Senator for Adamawa South
- In office May 1999 – May 2007
- Succeeded by: Grace Folashade Bent

Personal details
- Born: 1953 or 1954 Adamawa State, Nigeria
- Died: 2 October 2024 (aged 70)

= Jonathan Zwingina =

Nigerian politician (1953 or 1954 – 2024)

Jonathan Silas Zwingina (1953 or 1954 – 2 October 2024) was a Nigerian politician who was elected Senator for the Adamawa South constituency of Adamawa State, Nigeria at the start of the Nigerian Fourth Republic, running on the People's Democratic Party (PDP) platform. He took office on 29 May 1999. He was reelected in April 2003, again on the PDP platform.

After taking his seat in the Senate in June 1999, he was appointed to committees on Works & Housing (chairman), Establishment, Internal Affairs, Information, Special Projects, Privatization and Economic Affairs.
Zwingina's palatial residence in Abuja was demolished in February 2007, allegedly on the orders of Nasir el-Rufai, the Federal Capital Territory Minister.
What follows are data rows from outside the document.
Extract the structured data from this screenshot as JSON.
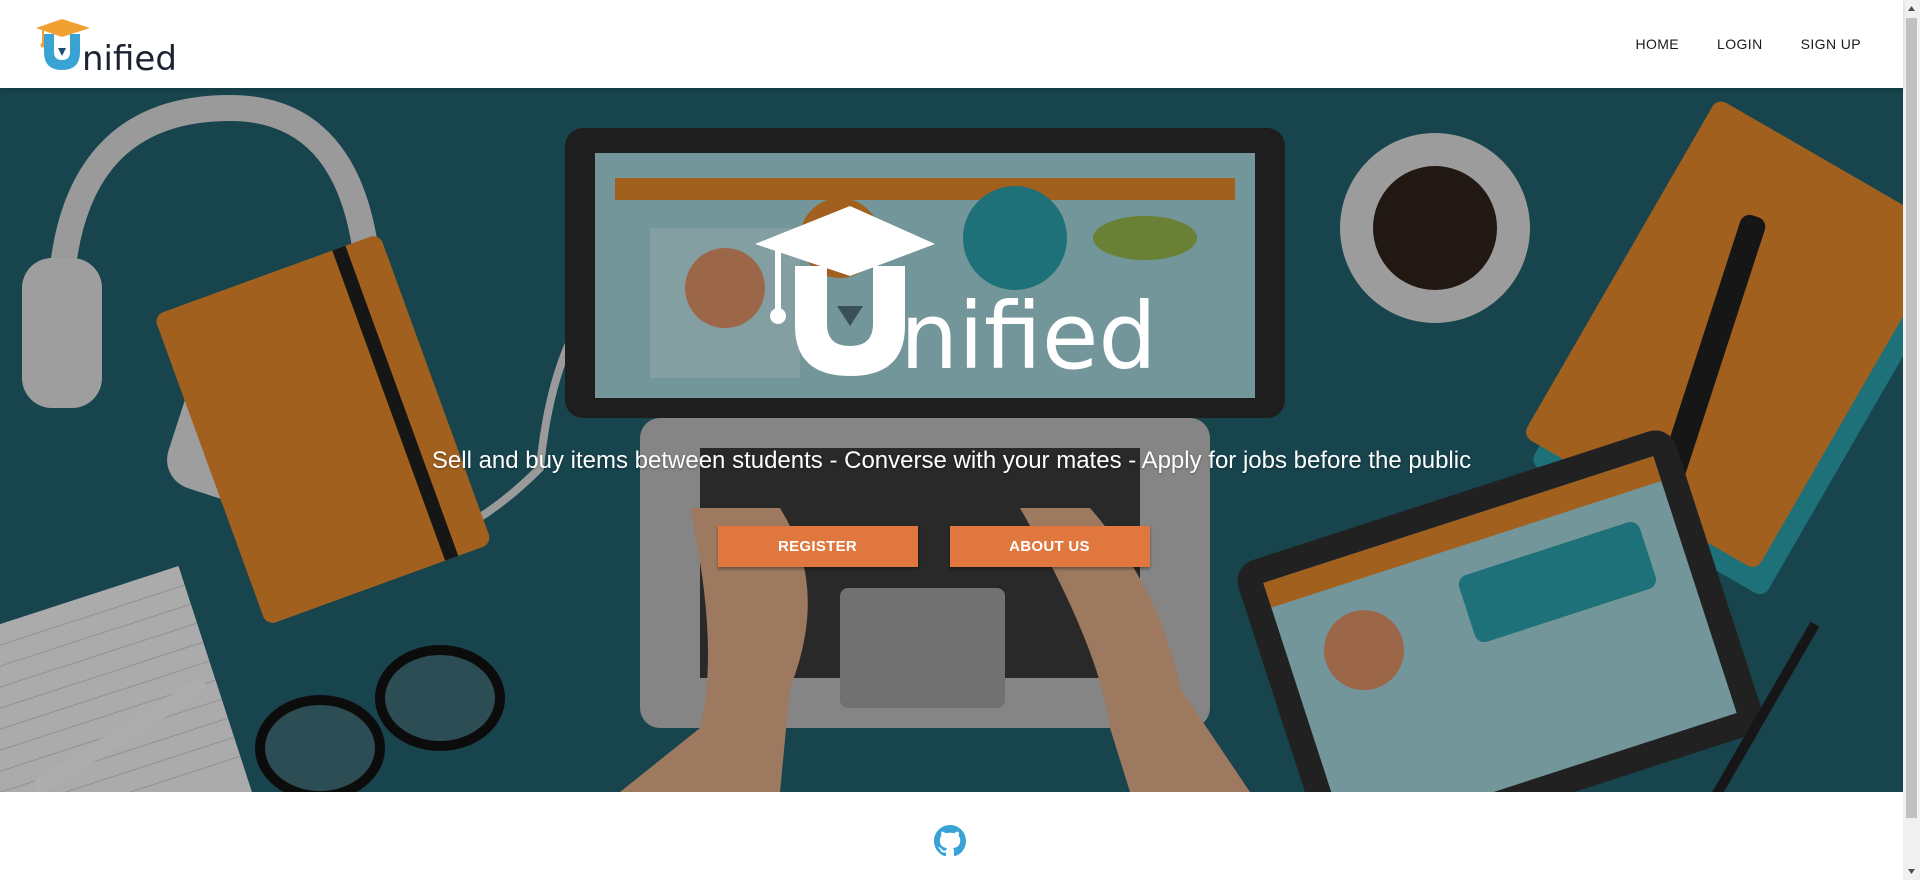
{
  "brand": {
    "logo_text": "nified",
    "logo_letter": "U"
  },
  "nav": {
    "items": [
      {
        "label": "HOME"
      },
      {
        "label": "LOGIN"
      },
      {
        "label": "SIGN UP"
      }
    ]
  },
  "hero": {
    "logo_text": "nified",
    "tagline": "Sell and buy items between students - Converse with your mates - Apply for jobs before the public",
    "buttons": {
      "register": "REGISTER",
      "about": "ABOUT US"
    }
  },
  "footer": {
    "icon": "github-icon"
  },
  "colors": {
    "accent": "#e0773f",
    "hero_bg": "#1f5f6a",
    "github": "#3aa3d6",
    "logo_blue": "#3aa3d6",
    "logo_orange": "#f0a030"
  }
}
In September 2003, Nasir el-Rufai, alleged that Deputy Senate President Ibrahim Mantu and Zwingina, at the time Senate Majority Leader, asked him for a bribe of N54 million (US$418,000) to secure approval for his appointment as minister. Zwingina said that he was "shocked and horrified" by the accusations and that el-Rufai "is a pathological liar."

Zwingina was the chairman of the board of trustees of Save Democracy Group Africa. He died on 2 October 2024, at the age of 70.